= Nash Glynn =

American artist

Nash Glynn (born 1992) is an American artist working in painting, photography, and video. She is known for her nude self-portraits and minimalist landscapes and still lives. She frequently depicts herself in her paintings using a simple palette of just red, white, and blue. She has exhibited internationally at Company Gallery and Metro Pictures in New York, Vielmetter Los Angeles, the Victoria Miro Gallery and the Tate Modern in London, Maison Populaire in Paris, and the Latvian National Museum of Art.

== Early life and education ==
Glynn was born and raised in Miami, Florida and learned to paint while working at her father's set design shop.

She graduated with a BFA from Tufts University in 2014 and with an MFA from Columbia University in 2017. During graduate school, Glynn medically transitioned from male to female.

== Work ==
Glynn was a 2017–2018 Artist Fellow at the Leslie-Lohman Museum of Art.
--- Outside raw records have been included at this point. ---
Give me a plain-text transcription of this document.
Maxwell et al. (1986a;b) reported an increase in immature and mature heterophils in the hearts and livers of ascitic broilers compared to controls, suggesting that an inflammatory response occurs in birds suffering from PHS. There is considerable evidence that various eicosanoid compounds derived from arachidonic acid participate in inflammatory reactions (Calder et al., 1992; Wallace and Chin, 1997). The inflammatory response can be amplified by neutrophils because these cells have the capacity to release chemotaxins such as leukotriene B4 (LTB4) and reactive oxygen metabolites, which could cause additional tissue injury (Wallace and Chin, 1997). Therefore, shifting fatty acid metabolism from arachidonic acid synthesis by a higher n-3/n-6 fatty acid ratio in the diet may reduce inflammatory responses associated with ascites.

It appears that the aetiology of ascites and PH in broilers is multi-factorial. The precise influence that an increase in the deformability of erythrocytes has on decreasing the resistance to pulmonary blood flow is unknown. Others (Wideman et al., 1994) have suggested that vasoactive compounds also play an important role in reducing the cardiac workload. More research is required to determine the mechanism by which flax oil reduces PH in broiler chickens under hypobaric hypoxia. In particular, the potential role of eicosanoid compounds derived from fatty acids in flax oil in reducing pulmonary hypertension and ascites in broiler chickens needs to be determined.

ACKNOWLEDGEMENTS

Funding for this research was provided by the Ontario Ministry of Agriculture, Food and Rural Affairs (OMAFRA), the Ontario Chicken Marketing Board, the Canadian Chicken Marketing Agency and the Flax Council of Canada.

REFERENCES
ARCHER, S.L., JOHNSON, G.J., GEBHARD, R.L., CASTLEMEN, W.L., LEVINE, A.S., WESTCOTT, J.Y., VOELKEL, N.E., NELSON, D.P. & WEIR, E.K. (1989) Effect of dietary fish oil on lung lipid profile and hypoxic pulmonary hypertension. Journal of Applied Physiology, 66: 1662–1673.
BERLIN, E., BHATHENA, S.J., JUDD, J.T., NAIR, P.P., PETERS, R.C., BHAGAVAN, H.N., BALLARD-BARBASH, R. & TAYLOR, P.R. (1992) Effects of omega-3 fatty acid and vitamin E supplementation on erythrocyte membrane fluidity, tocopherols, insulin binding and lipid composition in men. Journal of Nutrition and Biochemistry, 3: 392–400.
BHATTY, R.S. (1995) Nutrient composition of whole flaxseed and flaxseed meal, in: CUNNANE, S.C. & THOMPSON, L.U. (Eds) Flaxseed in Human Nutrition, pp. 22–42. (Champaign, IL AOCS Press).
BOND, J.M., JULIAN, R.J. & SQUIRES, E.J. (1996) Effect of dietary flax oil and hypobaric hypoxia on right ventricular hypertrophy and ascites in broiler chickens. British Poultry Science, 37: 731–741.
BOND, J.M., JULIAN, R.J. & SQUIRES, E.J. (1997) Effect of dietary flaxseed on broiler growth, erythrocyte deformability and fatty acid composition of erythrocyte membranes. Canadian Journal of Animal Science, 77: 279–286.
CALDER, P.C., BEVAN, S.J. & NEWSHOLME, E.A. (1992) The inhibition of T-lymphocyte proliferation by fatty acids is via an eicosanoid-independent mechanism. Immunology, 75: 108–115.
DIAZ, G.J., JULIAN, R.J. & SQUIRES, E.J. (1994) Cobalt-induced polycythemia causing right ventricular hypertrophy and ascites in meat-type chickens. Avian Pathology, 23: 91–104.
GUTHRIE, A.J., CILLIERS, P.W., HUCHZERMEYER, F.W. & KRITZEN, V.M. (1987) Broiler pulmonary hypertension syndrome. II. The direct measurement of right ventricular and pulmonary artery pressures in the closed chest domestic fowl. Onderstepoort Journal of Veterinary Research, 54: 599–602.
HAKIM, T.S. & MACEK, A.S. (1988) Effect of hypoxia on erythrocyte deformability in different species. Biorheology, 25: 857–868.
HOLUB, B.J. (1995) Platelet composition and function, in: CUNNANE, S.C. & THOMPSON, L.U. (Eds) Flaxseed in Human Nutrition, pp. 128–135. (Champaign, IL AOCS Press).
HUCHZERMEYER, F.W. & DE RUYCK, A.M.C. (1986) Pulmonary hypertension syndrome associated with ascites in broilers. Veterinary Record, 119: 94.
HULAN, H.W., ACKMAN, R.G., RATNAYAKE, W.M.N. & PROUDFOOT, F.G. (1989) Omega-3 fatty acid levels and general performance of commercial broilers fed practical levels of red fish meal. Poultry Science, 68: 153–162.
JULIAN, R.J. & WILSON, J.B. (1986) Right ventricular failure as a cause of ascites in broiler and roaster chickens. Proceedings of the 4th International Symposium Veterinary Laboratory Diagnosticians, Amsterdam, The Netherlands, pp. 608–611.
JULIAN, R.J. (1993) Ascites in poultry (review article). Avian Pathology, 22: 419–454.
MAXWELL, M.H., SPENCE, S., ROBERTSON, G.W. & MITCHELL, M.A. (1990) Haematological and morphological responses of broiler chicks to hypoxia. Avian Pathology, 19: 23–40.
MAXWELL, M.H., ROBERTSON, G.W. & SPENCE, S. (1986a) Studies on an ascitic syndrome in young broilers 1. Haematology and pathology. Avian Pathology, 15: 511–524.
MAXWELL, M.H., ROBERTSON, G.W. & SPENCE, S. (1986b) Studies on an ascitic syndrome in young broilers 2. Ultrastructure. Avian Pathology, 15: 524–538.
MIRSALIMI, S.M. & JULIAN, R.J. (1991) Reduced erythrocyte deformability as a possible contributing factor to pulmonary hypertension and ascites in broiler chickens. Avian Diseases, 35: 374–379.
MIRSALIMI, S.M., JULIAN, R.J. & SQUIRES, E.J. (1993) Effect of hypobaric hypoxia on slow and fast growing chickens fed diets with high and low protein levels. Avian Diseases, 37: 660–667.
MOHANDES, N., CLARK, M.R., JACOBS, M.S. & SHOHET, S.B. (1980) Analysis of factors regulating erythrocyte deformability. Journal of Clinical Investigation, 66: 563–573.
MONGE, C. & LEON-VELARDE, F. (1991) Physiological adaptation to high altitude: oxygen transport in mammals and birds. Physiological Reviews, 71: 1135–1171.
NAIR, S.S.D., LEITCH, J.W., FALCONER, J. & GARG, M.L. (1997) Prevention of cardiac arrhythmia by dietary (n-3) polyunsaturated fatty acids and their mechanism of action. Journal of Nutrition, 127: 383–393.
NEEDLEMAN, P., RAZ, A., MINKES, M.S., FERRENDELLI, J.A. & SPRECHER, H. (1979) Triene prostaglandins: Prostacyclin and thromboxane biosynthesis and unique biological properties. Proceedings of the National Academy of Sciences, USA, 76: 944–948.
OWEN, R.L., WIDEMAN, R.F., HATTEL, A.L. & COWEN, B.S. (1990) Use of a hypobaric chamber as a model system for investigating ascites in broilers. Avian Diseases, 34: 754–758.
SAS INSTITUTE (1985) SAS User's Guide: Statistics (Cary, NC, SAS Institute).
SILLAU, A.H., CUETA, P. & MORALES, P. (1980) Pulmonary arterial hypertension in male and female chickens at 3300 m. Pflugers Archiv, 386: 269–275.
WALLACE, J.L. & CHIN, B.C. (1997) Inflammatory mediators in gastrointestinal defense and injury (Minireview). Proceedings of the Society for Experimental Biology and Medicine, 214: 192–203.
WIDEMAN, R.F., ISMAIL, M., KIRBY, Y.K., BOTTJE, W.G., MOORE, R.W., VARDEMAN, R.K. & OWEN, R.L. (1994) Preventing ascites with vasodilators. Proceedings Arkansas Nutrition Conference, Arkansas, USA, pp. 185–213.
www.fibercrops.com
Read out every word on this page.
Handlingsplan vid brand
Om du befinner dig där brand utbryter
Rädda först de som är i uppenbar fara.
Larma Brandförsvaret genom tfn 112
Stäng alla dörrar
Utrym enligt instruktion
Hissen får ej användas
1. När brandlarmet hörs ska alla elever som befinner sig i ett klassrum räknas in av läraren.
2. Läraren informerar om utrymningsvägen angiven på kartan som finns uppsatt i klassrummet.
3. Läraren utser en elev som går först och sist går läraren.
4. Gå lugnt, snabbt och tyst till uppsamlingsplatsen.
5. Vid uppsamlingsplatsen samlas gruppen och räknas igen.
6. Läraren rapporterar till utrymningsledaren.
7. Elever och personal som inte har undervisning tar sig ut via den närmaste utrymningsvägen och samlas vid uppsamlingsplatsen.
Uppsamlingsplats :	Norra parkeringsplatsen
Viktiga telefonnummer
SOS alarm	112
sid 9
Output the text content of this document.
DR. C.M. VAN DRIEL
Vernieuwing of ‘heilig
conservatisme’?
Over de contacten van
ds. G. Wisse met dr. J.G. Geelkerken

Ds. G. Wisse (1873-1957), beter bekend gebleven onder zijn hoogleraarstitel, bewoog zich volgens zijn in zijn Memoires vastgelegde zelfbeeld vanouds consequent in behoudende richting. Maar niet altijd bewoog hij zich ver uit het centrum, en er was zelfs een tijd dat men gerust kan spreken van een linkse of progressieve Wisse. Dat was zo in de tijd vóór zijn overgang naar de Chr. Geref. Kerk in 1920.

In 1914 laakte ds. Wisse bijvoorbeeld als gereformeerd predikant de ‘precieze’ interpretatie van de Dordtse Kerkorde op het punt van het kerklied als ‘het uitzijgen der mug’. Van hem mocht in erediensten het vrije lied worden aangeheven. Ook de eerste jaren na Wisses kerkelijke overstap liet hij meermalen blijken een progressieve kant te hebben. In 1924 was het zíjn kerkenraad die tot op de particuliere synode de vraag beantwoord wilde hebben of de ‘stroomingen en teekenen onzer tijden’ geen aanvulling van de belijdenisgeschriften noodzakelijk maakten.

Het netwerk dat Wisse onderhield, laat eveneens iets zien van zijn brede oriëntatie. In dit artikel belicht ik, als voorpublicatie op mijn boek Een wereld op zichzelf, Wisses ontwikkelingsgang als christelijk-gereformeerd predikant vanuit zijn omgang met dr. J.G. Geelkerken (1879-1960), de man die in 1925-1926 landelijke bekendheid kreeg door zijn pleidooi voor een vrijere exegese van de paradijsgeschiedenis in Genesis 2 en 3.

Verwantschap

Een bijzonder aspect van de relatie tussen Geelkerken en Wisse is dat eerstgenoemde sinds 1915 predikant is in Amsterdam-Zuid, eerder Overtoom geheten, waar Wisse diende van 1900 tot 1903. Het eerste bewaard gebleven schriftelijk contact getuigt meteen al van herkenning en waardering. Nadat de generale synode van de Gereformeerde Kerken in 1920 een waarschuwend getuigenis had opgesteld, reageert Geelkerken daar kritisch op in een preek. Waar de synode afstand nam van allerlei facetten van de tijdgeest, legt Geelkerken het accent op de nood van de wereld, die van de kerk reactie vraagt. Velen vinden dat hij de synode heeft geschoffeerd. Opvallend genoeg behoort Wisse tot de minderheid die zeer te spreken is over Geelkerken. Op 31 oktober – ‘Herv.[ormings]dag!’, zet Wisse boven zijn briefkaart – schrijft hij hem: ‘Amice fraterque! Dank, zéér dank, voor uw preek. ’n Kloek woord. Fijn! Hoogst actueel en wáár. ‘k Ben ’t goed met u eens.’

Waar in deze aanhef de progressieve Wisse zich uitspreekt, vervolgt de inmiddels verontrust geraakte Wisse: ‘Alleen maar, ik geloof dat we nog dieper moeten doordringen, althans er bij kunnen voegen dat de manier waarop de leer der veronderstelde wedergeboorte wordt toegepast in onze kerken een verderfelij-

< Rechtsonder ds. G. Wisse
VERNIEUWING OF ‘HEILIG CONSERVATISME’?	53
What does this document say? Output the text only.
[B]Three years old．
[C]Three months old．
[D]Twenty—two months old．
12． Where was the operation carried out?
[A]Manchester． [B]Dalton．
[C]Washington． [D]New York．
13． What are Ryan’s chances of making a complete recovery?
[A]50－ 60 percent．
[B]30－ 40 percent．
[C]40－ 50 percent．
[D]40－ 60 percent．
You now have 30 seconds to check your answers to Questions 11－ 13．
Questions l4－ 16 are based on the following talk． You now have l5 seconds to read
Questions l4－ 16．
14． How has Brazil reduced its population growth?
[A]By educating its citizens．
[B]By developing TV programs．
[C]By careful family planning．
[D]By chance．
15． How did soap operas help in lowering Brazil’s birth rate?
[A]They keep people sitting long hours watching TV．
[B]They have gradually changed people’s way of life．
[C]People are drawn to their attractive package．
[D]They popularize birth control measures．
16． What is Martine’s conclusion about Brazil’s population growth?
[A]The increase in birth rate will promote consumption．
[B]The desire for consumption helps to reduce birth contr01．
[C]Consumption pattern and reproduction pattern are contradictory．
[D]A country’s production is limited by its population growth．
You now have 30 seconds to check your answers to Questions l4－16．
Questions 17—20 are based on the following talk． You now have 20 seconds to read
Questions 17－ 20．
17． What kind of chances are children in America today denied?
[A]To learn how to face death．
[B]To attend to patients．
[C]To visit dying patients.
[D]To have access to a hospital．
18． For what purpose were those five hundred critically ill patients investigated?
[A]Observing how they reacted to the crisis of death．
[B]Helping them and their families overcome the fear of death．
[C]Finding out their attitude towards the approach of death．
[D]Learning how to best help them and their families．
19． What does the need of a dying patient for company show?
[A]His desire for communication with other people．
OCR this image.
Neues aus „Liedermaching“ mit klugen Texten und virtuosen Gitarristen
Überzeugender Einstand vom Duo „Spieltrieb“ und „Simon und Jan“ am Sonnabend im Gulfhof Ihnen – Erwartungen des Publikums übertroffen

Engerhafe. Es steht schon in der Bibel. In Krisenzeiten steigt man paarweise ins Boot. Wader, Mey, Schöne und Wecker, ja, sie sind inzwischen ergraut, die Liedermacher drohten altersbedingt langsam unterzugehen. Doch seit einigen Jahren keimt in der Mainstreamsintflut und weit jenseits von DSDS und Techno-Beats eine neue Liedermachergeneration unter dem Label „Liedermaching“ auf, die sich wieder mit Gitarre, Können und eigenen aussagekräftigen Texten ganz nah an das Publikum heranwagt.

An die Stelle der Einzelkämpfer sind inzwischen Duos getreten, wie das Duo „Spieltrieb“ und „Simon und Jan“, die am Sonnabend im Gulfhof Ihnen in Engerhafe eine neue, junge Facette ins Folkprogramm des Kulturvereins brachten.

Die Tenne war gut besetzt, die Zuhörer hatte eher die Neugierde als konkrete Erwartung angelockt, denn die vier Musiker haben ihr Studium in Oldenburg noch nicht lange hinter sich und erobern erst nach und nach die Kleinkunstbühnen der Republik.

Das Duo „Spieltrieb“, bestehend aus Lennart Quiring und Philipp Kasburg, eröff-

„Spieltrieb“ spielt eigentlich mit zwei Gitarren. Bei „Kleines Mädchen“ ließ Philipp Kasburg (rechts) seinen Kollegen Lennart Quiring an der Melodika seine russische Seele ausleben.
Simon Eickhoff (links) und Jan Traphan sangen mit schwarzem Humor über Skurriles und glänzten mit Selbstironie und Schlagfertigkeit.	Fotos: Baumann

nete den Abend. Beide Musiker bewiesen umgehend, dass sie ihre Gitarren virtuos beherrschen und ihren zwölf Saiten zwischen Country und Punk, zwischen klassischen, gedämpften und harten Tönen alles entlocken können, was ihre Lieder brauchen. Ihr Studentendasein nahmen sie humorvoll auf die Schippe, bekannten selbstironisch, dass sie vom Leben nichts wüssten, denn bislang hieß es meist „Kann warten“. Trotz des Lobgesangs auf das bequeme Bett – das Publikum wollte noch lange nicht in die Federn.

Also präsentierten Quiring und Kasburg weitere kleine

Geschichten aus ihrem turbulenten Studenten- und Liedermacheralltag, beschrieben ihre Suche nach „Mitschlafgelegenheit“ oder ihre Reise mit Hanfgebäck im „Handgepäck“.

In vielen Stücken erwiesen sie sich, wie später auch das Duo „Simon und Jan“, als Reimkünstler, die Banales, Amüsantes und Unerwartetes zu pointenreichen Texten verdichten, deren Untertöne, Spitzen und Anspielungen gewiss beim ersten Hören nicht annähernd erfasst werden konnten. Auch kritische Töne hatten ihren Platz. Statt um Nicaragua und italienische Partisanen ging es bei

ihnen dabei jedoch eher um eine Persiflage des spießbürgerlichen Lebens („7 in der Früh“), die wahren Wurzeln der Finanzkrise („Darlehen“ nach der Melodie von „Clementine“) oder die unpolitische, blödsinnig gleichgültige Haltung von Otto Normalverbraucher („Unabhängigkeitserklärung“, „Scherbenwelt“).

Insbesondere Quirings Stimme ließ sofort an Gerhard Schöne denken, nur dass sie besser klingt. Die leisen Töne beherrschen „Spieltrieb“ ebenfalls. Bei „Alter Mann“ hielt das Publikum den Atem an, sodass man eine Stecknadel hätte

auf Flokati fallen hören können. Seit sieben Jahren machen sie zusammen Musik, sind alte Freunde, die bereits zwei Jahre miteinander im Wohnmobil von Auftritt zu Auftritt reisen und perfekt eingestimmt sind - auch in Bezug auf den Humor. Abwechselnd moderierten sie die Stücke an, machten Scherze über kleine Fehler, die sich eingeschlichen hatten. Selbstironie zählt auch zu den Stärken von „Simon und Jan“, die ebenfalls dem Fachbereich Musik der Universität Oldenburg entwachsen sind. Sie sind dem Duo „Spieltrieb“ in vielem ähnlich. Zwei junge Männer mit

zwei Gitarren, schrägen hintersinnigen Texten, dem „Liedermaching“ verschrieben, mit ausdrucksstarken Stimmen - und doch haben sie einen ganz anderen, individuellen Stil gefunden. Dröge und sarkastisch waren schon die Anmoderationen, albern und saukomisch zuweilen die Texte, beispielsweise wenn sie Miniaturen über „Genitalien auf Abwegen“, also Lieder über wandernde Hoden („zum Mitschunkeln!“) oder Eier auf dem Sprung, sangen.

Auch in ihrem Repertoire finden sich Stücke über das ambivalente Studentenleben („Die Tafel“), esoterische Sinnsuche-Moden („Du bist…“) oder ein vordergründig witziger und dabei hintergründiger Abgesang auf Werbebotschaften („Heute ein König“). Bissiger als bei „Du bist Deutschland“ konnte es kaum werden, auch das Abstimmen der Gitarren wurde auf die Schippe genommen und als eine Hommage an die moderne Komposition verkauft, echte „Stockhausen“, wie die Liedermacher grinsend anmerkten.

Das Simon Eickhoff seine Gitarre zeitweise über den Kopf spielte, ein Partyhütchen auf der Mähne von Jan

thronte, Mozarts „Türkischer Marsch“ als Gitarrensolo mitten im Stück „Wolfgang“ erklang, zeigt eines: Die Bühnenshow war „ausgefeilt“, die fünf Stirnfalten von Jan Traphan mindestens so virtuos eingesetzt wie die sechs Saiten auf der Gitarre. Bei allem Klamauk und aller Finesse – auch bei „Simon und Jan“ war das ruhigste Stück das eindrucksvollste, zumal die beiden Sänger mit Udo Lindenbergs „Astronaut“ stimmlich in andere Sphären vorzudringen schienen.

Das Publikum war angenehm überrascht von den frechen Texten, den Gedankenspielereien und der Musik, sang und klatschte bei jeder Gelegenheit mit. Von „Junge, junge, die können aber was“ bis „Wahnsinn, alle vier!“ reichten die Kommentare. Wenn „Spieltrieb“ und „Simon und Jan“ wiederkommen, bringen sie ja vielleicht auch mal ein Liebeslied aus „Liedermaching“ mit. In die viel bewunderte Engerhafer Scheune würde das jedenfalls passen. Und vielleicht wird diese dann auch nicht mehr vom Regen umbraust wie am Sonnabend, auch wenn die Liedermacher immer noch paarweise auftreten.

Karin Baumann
In 2019, Glynn had a show at the non-profit gallery Participant, Inc. Titled The Future is Fiction, the show included paintings, drawings, videos, and photography, in each Glynn used her body as a medium to contemplate and probe categories such as "nature," "female," and "human." Glynn uses the transfeminine form in against fast changing ecologies, claiming that climate change is not only as a problem of representation, but also as a threat to essentialist gender ideologies, such as who will be allocated certain resources before others.

Later that year, Glynn delivered a talk on the artist and writer Claude Cahun as part of the New Museum's 2019 Art+Feminism Wikipedia Edit-a-thon.

In 2020, Glynn's solo show at OCDChinatown featured one colossus-like self-portrait. Actress Hari Nef describes the painting, Self Portrait with One Foot Forward and One Hand Reaching Out.

Glynn had her first solo exhibition on the West Coast of the USA at Vielmetter Gallery in 2022. Titled, Interiors, the ten-work show had some of her largest paintings to-date. Critic Sarah Nicole Prickett wrote of her work, they are: "scenic, frameable, and ruled by perspective; the inside world is paradoxically vast and unbounded." Glynn says that the show is full of contradictions and she tried, "to play with the sense that there is no negative space. That the spaces between things are as deeply definitive as the things themselves."

In 2023, Glynn exhibited two paintings at OCDChinatown gallery alongside paintings by the artist and poet Ser Serpas and the photographer Sam Penn (which included images of writer Thora Siemsen, a muse in Nan Goldin's work).